Confusion Rule - Amazon SageMaker

Confusion Rule

This rule evaluates the goodness of a confusion matrix for a classification problem.

It creates a matrix of size category_no*category_no and populates it with data coming from (labels, predictions) pairs. For each (labels, predictions) pair, the count in confusion[labels][predictions] is incremented by 1. When the matrix is fully populated, the ratio of data on-diagonal values and off-diagonal values are evaluated as follows:

  • For elements on the diagonal: confusion[i][i]/sum_j(confusion[j][j])>=min_diag

  • For elements off the diagonal: confusion[j][i])/sum_j(confusion[j][i])<=max_off_diag

This rule can be applied either to one of the supported deep learning frameworks (TensorFlow, MXNet, and PyTorch) or to the XGBoost algorithm.

For an example of how to configure and deploy a built-in rule, see How to Use Built-in Rules for Model Analysis.

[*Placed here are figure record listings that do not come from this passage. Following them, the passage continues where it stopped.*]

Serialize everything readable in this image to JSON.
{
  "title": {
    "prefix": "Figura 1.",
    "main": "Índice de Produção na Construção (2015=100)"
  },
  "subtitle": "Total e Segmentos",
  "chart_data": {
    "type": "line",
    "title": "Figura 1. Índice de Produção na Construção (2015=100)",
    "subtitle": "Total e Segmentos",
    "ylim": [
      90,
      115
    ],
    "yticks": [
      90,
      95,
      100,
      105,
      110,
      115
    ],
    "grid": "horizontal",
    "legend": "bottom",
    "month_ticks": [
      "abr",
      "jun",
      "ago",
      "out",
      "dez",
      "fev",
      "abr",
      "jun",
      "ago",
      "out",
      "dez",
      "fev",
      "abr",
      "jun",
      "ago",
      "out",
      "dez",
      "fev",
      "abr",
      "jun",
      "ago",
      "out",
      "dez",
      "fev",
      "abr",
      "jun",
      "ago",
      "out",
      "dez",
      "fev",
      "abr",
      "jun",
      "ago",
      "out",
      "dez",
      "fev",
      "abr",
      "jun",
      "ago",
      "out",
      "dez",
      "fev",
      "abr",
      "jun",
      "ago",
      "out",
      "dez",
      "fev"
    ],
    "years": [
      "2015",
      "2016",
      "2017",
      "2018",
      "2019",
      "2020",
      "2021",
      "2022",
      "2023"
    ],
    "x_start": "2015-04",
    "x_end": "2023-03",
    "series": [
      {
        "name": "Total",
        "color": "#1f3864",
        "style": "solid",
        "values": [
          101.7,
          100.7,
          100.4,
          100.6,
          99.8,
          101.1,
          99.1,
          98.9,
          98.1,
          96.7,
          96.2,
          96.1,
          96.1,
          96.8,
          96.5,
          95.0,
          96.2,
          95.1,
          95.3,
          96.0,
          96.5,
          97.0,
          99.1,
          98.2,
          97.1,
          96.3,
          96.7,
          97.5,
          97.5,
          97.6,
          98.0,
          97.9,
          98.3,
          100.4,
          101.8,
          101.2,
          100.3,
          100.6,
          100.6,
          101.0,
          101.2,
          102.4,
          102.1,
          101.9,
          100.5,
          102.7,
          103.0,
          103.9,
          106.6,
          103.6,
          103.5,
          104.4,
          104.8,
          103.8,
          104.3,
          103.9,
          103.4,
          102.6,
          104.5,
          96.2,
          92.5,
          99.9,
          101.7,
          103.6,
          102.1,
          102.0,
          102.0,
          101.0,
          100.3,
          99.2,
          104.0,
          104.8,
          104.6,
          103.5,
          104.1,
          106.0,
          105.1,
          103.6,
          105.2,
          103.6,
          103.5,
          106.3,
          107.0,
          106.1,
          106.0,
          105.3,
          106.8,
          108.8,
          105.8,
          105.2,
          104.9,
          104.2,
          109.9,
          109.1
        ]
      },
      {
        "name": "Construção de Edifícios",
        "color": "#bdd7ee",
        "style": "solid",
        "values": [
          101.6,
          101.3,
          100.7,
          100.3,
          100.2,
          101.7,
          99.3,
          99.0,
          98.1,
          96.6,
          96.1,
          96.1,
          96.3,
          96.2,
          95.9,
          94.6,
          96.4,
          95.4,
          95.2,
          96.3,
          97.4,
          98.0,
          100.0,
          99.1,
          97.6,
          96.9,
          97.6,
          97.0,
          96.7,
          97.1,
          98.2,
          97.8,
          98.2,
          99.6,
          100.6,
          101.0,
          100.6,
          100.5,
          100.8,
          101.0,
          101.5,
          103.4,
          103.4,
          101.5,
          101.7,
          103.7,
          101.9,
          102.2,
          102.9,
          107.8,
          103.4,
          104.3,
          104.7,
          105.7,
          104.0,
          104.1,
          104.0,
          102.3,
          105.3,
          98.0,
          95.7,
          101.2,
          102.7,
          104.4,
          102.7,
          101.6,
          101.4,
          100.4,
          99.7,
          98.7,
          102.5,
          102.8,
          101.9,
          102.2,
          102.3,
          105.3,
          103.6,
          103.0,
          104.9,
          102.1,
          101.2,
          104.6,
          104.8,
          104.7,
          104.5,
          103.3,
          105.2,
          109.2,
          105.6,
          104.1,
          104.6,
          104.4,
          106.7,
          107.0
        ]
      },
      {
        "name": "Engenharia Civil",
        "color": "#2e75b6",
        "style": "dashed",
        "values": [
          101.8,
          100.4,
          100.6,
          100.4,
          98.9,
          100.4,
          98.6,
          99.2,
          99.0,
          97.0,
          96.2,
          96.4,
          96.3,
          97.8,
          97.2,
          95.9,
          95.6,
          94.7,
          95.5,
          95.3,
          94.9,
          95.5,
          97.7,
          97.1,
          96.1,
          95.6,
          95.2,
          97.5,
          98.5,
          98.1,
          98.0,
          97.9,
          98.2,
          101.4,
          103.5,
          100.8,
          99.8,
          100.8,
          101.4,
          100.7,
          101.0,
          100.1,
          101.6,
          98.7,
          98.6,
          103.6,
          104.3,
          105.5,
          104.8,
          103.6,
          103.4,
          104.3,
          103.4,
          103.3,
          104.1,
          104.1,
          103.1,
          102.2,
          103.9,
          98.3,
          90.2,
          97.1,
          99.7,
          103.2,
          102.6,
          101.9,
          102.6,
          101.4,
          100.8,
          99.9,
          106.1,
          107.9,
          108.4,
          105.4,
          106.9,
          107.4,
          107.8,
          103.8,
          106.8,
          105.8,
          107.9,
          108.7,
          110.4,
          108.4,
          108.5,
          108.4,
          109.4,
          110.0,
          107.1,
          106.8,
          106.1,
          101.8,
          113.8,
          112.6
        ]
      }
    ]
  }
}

Parameter Descriptions for the Confusion Rule
Parameter Name Description
base_trial

The trial run using this rule. The rule inspects the tensors gathered from this trial.

Required

Valid values: String

category_no

The number of categories.

Optional

Valid values: Integer ≥2

Default value: The larger of the number of categories in labels and predictions.

labels

The tensor name for 1-d vector of true labels.

Optional

Valid values: String

Default value: "labels"

predictions

The tensor name for 1-d vector of estimated labels.

Optional

Valid values: String

Default value: "predictions"

labels_collection

The rule inspects the tensors in this collection for labels.

Optional

Valid values: String

Default value: "labels"

predictions_collection

The rule inspects the tensors in this collection for predictions.

Optional

Valid values: String

Default value: "predictions"

min_diag

The minimum value for the ratio of data on the diagonal.

Optional

Valid values: 0≤float≤1

Default value: 0.9

max_off_diag

The maximum value for the ratio of data off the diagonal.

Optional

Valid values: 0≤float≤1

Default value: 0.1

Note

This rule infers default values for the optional parameters if their values aren't specified.